By Akriti Sharma and Ross Kerber
(Reuters) – Larry Fink, chief executive of the world’s biggest asset manager BlackRock Inc, late on Monday defended a shareholder movement that pushes companies to focus on the interests of society as well as profits.
In his annual open letter, Fink built on themes he has sounded in previous January missives to other CEOs, calling on them to find a purpose and to take account of issues like climate change as part of so-called stakeholder capitalism.
“Stakeholder capitalism is not about politics,” Fink said in a letter, titled The Power of Capitalism. “It is not ‘woke.’ It is capitalism.”
Fink also defended BlackRock’s stance in engaging with companies on carbon transition rather than divesting altogether, saying the companies themselves cannot be the “climate police” but instead should work with governments
“Divesting from entire sectors – or simply passing carbon-intensive assets from public markets to private markets – will not get the world to net zero,” he said.
Overseeing a milestone $10 trillion as of Dec. 31, the world’s largest asset manager has become one of the most influential voices in U.S. and European boardrooms, making Fink’s annual letter a director must-read.
After years of criticism from activists focused on climate and other environmental, social and governance (ESG) issues, BlackRock changed course in 2021 and cast a much more critical set of proxy votes such as backing calls for things like emissions reports or the disclosure of workforce diversity data.

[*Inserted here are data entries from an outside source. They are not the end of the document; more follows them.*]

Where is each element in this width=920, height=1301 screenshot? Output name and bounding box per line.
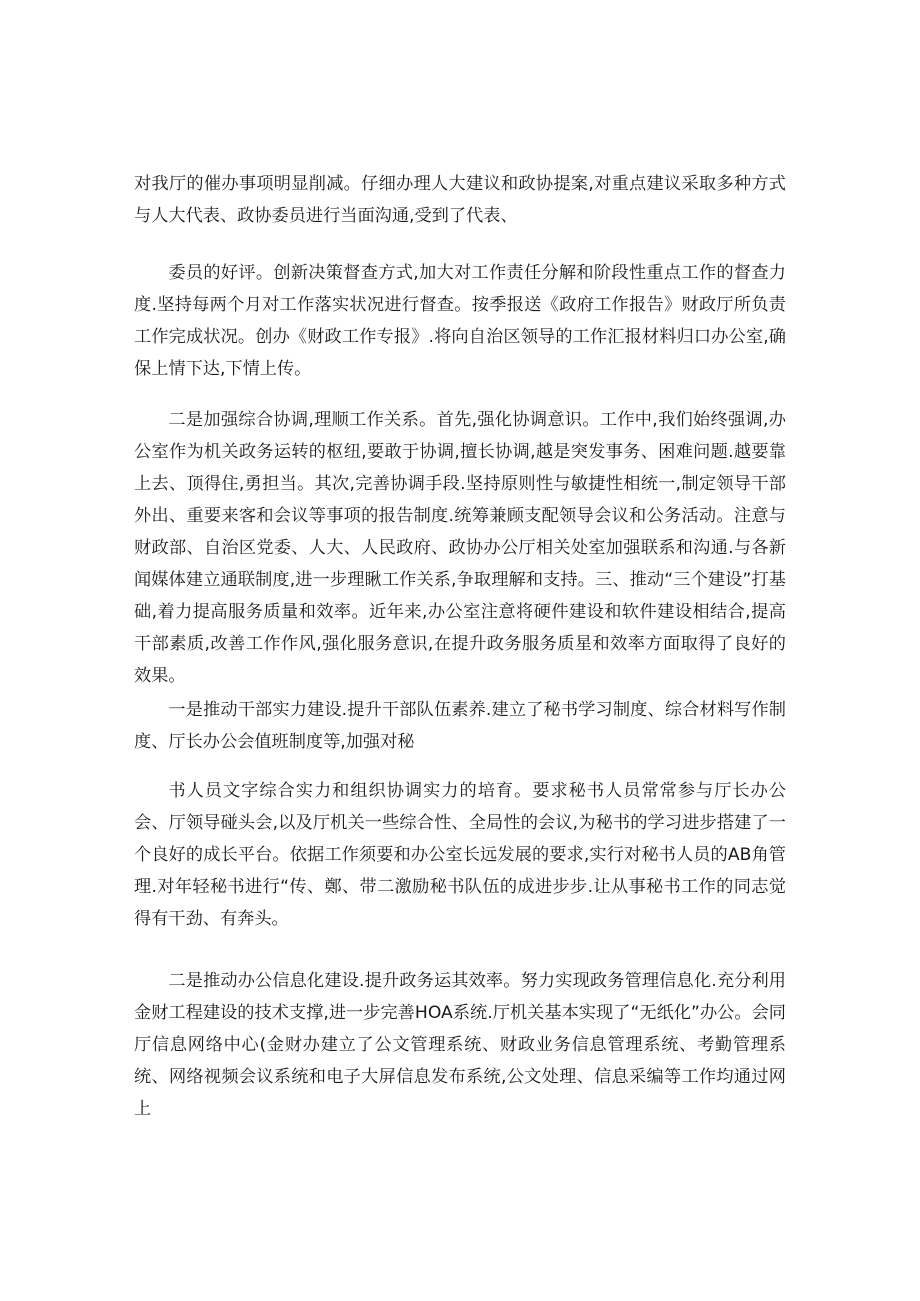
paragraph-6: 二是推动办公信息化建设.提升政务运其效率。努力实现政务管理信息化.充分利用金财工程建设的技术支撑,进一步完善HOA系统.厅机关基本实现了“无纸化”办公。会同厅信息网络中心(金财办建立了公文管理系统、财政业务信息管理系统、考勤管理系统、网络视频会议系统和电子大屏信息发布系统,公文处理、信息采编等工作均通过网上 [134,971,786,1119]
paragraph-1: 对我厅的催办事项明显削减。仔细办理人大建议和政协提案,对重点建议采取多种方式与人大代表、政协委员进行当面沟通,受到了代表、 [134,174,786,226]
paragraph-3: 二是加强综合协调,理顺工作关系。首先,强化协调意识。工作中,我们始终强调,办公室作为机关政务运转的枢纽,要敢于协调,擅长协调,越是突发事务、困难问题.越要靠上去、顶得住,勇担当。其次,完善协调手段.坚持原则性与敏捷性相统一,制定领导干部外出、重要来客和会议等事项的报告制度.统筹兼顾支配领导会议和公务活动。注意与财政部、自治区党委、人大、人民政府、政协办公厅相关处室加强联系和沟通.与各新闻媒体建立通联制度,进一步理瞅工作关系,争取理解和支持。三、推动“三个建设”打基础,着力提高服务质量和效率。近年来,办公室注意将硬件建设和软件建设相结合,提高干部素质,改善工作作风,强化服务意识,在提升政务服务质星和效率方面取得了良好的效果。 [134,410,786,686]
paragraph-2: 委员的好评。创新决策督查方式,加大对工作责任分解和阶段性重点工作的督查力度.坚持每两个月对工作落实状况进行督查。按季报送《政府工作报告》财政厅所负责工作完成状况。创办《财政工作专报》.将向自治区领导的工作汇报材料归口办公室,确保上情下达,下情上传。 [134,263,786,379]
paragraph-4: 一是推动干部实力建设.提升干部队伍素养.建立了秘书学习制度、综合材料写作制度、厅长办公会值班制度等,加强对秘 [134,700,786,752]
paragraph-5: 书人员文字综合实力和组织协调实力的培育。要求秘书人员常常参与厅长办公会、厅领导碰头会,以及厅机关一些综合性、全局性的会议,为秘书的学习进步搭建了一个良好的成长平台。依据工作须要和办公室长远发展的要求,实行对秘书人员的AB角管理.对年轻秘书进行“传、鄭、带二激励秘书队伍的成进步步.让从事秘书工作的同志觉得有干劲、有奔头。 [134,781,786,929]
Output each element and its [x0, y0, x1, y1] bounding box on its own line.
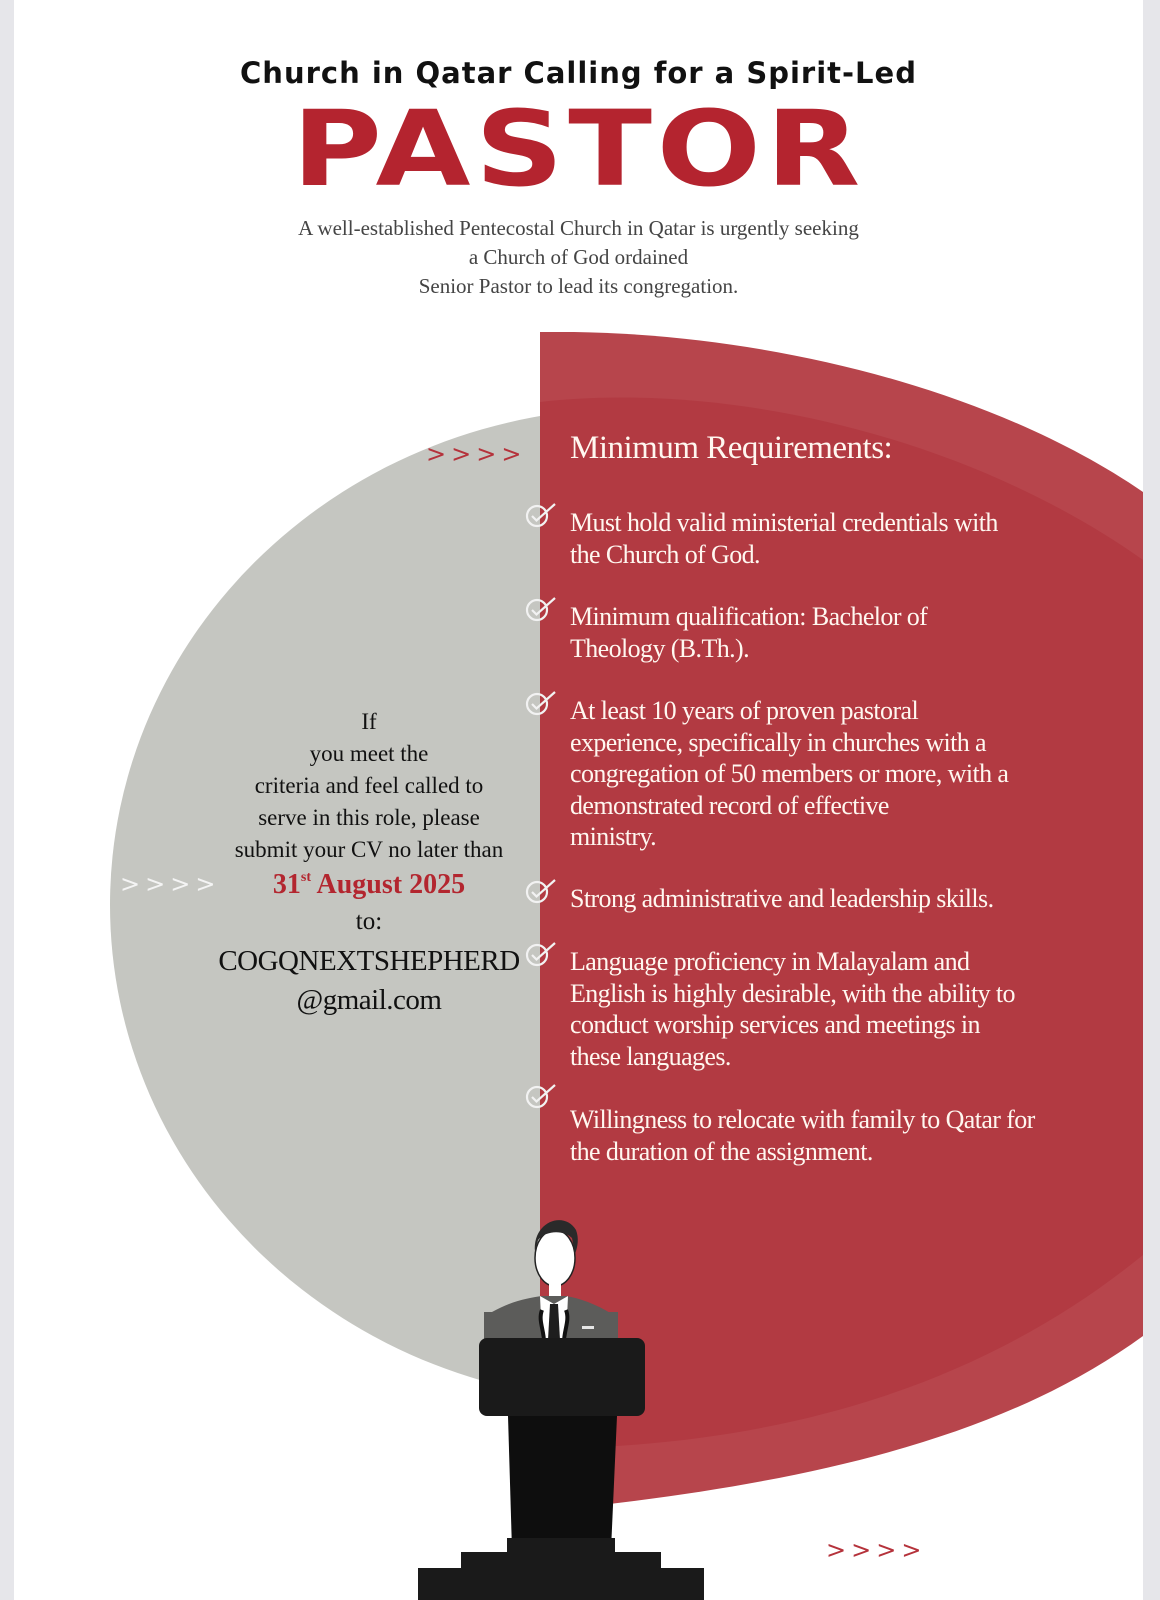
deadline-month-year: August 2025: [311, 869, 466, 900]
check-circle-icon: [524, 1082, 558, 1110]
deadline-day: 31: [272, 869, 301, 900]
requirement-line: the Church of God.: [570, 539, 760, 569]
check-circle-icon: [524, 595, 558, 623]
intro-text: [14, 214, 1143, 301]
headline: Church in Qatar Calling for a Spirit-Led: [240, 56, 917, 90]
requirement-line: demonstrated record of effective: [570, 790, 889, 820]
requirement-line: these languages.: [570, 1041, 731, 1071]
cta-line: serve in this role, please: [258, 805, 480, 830]
head: [535, 1230, 575, 1286]
cta-line: submit your CV no later than: [234, 837, 504, 862]
podium-top: [479, 1338, 645, 1416]
cta-line: criteria and feel called to: [254, 773, 484, 798]
email-line[interactable]: @gmail.com: [296, 984, 442, 1016]
intro-line: Senior Pastor to lead its congregation.: [418, 274, 739, 298]
chevrons-right-icon: >>>>: [426, 440, 527, 468]
check-circle-icon: [524, 501, 558, 529]
requirement-line: At least 10 years of proven pastoral: [570, 696, 919, 725]
call-to-action: [164, 706, 574, 866]
requirement-line: ministry.: [570, 822, 657, 851]
contact-email[interactable]: [154, 942, 584, 1020]
requirement-line: the duration of the assignment.: [570, 1136, 873, 1166]
pastor-at-podium-illustration: [404, 1200, 704, 1600]
requirement-line: Theology (B.Th.).: [570, 633, 749, 663]
poster-title: PASTOR: [292, 88, 865, 210]
requirement-line: Minimum qualification: Bachelor of: [570, 602, 928, 631]
requirement-line: experience, specifically in churches with a: [570, 727, 986, 757]
requirement-line: congregation of 50 members or more, with a: [570, 759, 1009, 788]
to-label: to:: [355, 908, 383, 935]
requirement-line: Strong administrative and leadership skills.: [570, 884, 994, 913]
poster-page: [14, 0, 1143, 1600]
requirement-line: Must hold valid ministerial credentials with: [570, 508, 998, 537]
email-line[interactable]: COGQNEXTSHEPHERD: [218, 945, 520, 977]
requirement-line: Language proficiency in Malayalam and: [570, 947, 970, 976]
cta-line: If: [361, 709, 377, 734]
intro-line: a Church of God ordained: [468, 245, 689, 269]
deadline-suffix: st: [300, 870, 312, 885]
deadline-date: [164, 869, 574, 901]
podium-stand: [508, 1416, 617, 1550]
requirement-line: Willingness to relocate with family to Qatar for: [570, 1105, 1035, 1134]
requirement-line: conduct worship services and meetings in: [570, 1010, 980, 1039]
chevrons-right-icon: >>>>: [120, 870, 221, 898]
cta-line: you meet the: [309, 741, 429, 766]
intro-line: A well-established Pentecostal Church in Qatar is urgently seeking: [298, 216, 859, 240]
requirement-line: English is highly desirable, with the ability to: [570, 978, 1015, 1008]
requirements-heading: Minimum Requirements:: [570, 430, 893, 466]
chevrons-right-icon: >>>>: [826, 1536, 927, 1564]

At the same time the fund manager has faced challenges from conservative U.S. politicians. On Monday, West Virginia State Treasurer Riley Moore said his agency would no longer use a BlackRock liquidity fund, where it last kept $21.8 million as of Jan. 6.
In a press release, Moore cited BlackRock’s dealings in China and noted “that BlackRock has urged companies to embrace ‘net zero’ investment strategies that would harm the coal, oil and natural gas industries.”
A BlackRock spokesman declined comment. The company in December acknowledged some continued fossil-fuel investment will be needed.